SenseVoice is a speech foundation model with multiple speech understanding capabilities, including automatic speech recognition (ASR), spoken language identification (LID), speech emotion recognition (SER), and audio event detection (AED). This blog will guide you through the installation and usage of the SenseVoice model, making it as user-friendly as possible.

Github Repo link: https://github.com/FunAudioLLM/SenseVoice

Online Demo link: https://huggingface.co/spaces/FunAudioLLM/SenseVoice

Highlights of SenseVoice

SenseVoice focuses on high-accuracy multilingual speech recognition, speech emotion recognition, and audio event detection.

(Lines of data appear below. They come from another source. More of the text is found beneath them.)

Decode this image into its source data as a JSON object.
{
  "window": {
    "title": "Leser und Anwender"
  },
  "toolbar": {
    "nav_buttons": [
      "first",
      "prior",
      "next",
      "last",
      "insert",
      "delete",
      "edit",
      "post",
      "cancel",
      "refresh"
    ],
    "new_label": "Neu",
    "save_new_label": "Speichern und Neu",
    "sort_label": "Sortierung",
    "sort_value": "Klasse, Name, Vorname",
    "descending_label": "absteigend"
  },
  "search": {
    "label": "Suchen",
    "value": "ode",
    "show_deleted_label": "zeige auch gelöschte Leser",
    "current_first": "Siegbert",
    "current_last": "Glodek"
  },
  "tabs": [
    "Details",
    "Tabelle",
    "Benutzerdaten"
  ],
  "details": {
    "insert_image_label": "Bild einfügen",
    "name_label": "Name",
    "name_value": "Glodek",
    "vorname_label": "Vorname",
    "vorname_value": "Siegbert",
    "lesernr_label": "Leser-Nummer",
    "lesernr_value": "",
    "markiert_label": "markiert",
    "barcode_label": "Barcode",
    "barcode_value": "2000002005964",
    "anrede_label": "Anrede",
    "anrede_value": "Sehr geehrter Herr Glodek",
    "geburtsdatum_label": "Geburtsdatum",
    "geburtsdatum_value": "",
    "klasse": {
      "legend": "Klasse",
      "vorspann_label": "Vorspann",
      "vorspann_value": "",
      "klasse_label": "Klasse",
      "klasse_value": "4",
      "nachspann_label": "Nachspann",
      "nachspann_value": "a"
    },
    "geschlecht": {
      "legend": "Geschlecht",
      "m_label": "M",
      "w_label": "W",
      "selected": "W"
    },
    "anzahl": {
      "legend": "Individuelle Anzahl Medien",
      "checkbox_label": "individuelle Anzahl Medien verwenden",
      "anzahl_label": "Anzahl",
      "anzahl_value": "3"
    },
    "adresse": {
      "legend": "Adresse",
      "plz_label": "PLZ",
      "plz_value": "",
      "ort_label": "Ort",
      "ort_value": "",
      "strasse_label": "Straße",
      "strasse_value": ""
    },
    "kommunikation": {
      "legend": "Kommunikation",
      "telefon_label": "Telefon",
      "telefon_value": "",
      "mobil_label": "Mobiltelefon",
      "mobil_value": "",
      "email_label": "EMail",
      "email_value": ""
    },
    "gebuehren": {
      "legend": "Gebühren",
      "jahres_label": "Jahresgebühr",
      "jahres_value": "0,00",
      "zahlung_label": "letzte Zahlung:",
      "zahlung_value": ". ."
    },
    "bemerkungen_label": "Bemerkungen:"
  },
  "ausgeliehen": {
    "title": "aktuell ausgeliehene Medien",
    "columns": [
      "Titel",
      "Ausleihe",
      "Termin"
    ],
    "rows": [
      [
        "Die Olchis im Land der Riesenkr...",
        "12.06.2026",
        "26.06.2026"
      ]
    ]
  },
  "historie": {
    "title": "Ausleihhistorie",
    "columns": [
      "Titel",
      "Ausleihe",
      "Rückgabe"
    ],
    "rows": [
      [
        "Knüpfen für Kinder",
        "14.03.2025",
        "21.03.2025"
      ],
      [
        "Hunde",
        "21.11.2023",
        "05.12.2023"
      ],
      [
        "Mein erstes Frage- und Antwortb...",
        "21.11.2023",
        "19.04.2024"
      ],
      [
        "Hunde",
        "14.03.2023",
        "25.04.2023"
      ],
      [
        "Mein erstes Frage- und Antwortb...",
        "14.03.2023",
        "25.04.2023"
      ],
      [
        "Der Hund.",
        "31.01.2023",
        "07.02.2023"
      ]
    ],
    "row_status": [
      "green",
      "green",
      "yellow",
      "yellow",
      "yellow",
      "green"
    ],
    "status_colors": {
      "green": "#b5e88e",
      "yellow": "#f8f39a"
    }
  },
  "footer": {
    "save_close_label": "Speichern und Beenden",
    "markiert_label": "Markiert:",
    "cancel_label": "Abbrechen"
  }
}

Multilingual Speech Recognition: Trained with over 400,000 hours of data, supporting more than 50 languages, the recognition performance surpasses that of the Whisper model.

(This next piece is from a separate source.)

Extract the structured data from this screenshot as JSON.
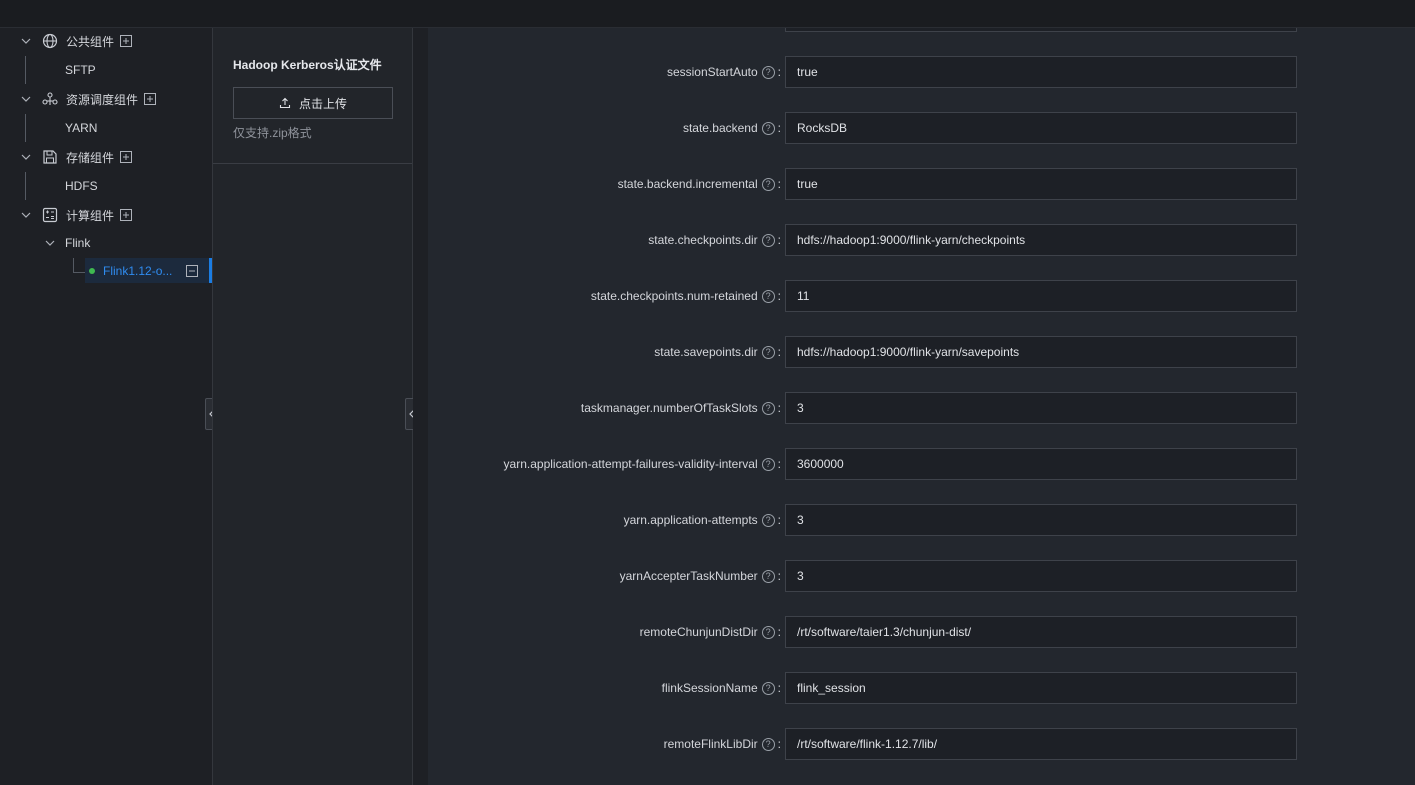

Efficient Inference: The SenseVoice-Small model utilizes a non-autoregressive end-to-end framework, leading to exceptionally low inference latency. It requires only 70ms to process 10 seconds of audio, which is 15 times faster than Whisper-Large.

Emotion Recognition: Offer sound event detection capabilities, supporting the detection of various common human-computer interaction events such as bgm, applause, laughter, crying, coughing, and sneezing.

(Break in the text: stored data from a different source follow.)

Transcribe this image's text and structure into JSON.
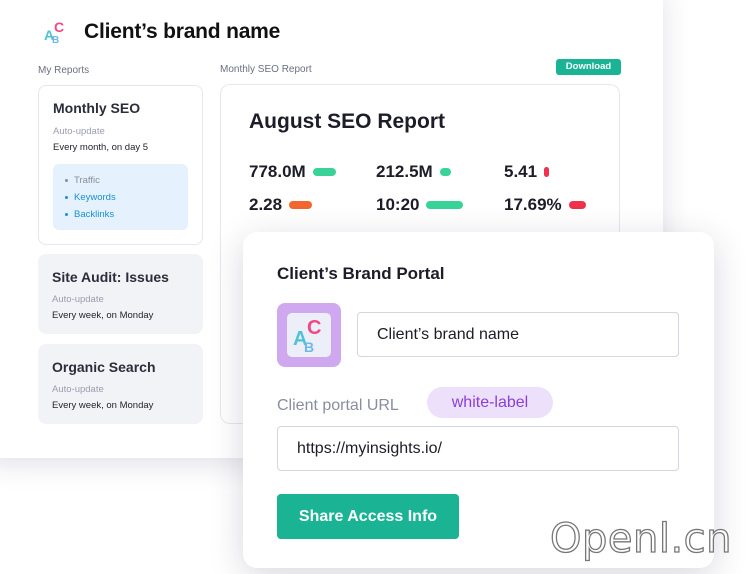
{
  "brand": {
    "name": "Client’s brand name",
    "logo_icon": "abc-logo-icon"
  },
  "my_reports": {
    "label": "My Reports",
    "items": [
      {
        "title": "Monthly SEO",
        "sub": "Auto-update",
        "freq": "Every month, on day 5",
        "sections": [
          "Traffic",
          "Keywords",
          "Backlinks"
        ]
      },
      {
        "title": "Site Audit: Issues",
        "sub": "Auto-update",
        "freq": "Every week, on Monday"
      },
      {
        "title": "Organic Search",
        "sub": "Auto-update",
        "freq": "Every week, on Monday"
      }
    ]
  },
  "report": {
    "section_label": "Monthly SEO Report",
    "download_label": "Download",
    "title": "August SEO Report",
    "metrics": [
      {
        "value": "778.0M",
        "color": "#39d39a"
      },
      {
        "value": "212.5M",
        "color": "#39d39a"
      },
      {
        "value": "5.41",
        "color": "#f0314b"
      },
      {
        "value": "2.28",
        "color": "#f2672f"
      },
      {
        "value": "10:20",
        "color": "#39d39a"
      },
      {
        "value": "17.69%",
        "color": "#f0314b"
      }
    ]
  },
  "portal": {
    "title": "Client’s Brand Portal",
    "brand_name_value": "Client’s brand name",
    "url_label": "Client portal URL",
    "badge": "white-label",
    "url_value": "https://myinsights.io/",
    "share_label": "Share Access Info"
  },
  "colors": {
    "accent": "#1ab394",
    "logo_bg": "#cfa8ef",
    "badge_text": "#8a3fd8",
    "link": "#1a8fd6"
  },
  "watermark": "Openl.cn"
}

Convenient Finetuning: Provide convenient finetuning scripts and strategies, allowing users to easily address long-tail sample issues according to their business scenarios.

Service Deployment: Offer service deployment pipeline, supporting multi-concurrent requests, with client-side languages including Python, C++, HTML, Java, and C#, among others.

How to Install SenseVoice

Step 1. Clone the project and create python 3.8+ virtual environment

First clone the official project and create an independent Python virtual environment.

git clone https://github.com/FunAudioLLM/SenseVoice.git
cd SenseVoice

#Create a Python 3.8+ environment and activate it
conda create -n sensevoice python=3.8
conda activate sensevoice

Step 2. Then install the dependencies

At this point, the virtual environment has been activated. Now download the third-party packages that the project depends on.

#On GPUMart server with US IP
pip install -r requirements.txt

#If the server is in China
pip install -r requirements.txt -i https://mirrors.aliyun.com/pypi/simple/ --trusted-host=mirrors.aliyun.com

Step 3. Start the SenseVoice WebUI

The model file is very large, and it takes a long time to download. Once completed, start the service using the following command:

python webui.py

Now you can access the WebUI web application built by the gradient library by accessing the LAN IP and port number 7860.

How to Use SenseVoice

Method 1. Use in Web UI

Using the webui is simple, just upload your audio file, select the language (optional), then click the start button, wait for the background processing to complete, and the recognized text will be output in the Results area.

We used GPUMart's RTX A4000 to test 90 minutes of audio, which took about seven or eight minutes.

Method 2. Python programming call

If you need to do application development based on the model, or adjust more detailed parameters, you need to encapsulate and secondary develop the API provided by the model.

Inference Usage Sample - Supports input of audio in any format and of any duration.

from funasr import AutoModel
from funasr.utils.postprocess_utils import rich_transcription_postprocess

model_dir = "iic/SenseVoiceSmall"


model = AutoModel(
    model=model_dir,
    trust_remote_code=True,
    remote_code="./model.py",
    vad_model="fsmn-vad",
    vad_kwargs={"max_single_segment_time": 30000},
    device="cuda:0",
)

# en
res = model.generate(
    input=f"{model.model_path}/example/en.mp3",
    cache={},
    language="auto",  # "zh", "en", "yue", "ja", "ko", "nospeech"
    use_itn=True,
    batch_size_s=60,
    merge_vad=True,  #
    merge_length_s=15,
)
text = rich_transcription_postprocess(res[0]["text"])
print(text)

For more advanced users, exporting your model to ONNX or Libtorch is also possible with the following commands:

# Take Libtorch as an example
from pathlib import Path
from funasr_torch import SenseVoiceSmall
from funasr_torch.utils.postprocess_utils import rich_transcription_postprocess


model_dir = "iic/SenseVoiceSmall"

model = SenseVoiceSmall(model_dir, batch_size=10, device="cuda:0")

wav_or_scp = ["{}/.cache/modelscope/hub/{}/example/en.mp3".format(Path.home(), model_dir)]

res = model(wav_or_scp, language="auto", use_itn=True)
print([rich_transcription_postprocess(i) for i in res])

Note: Libtorch model is exported to the original model directory.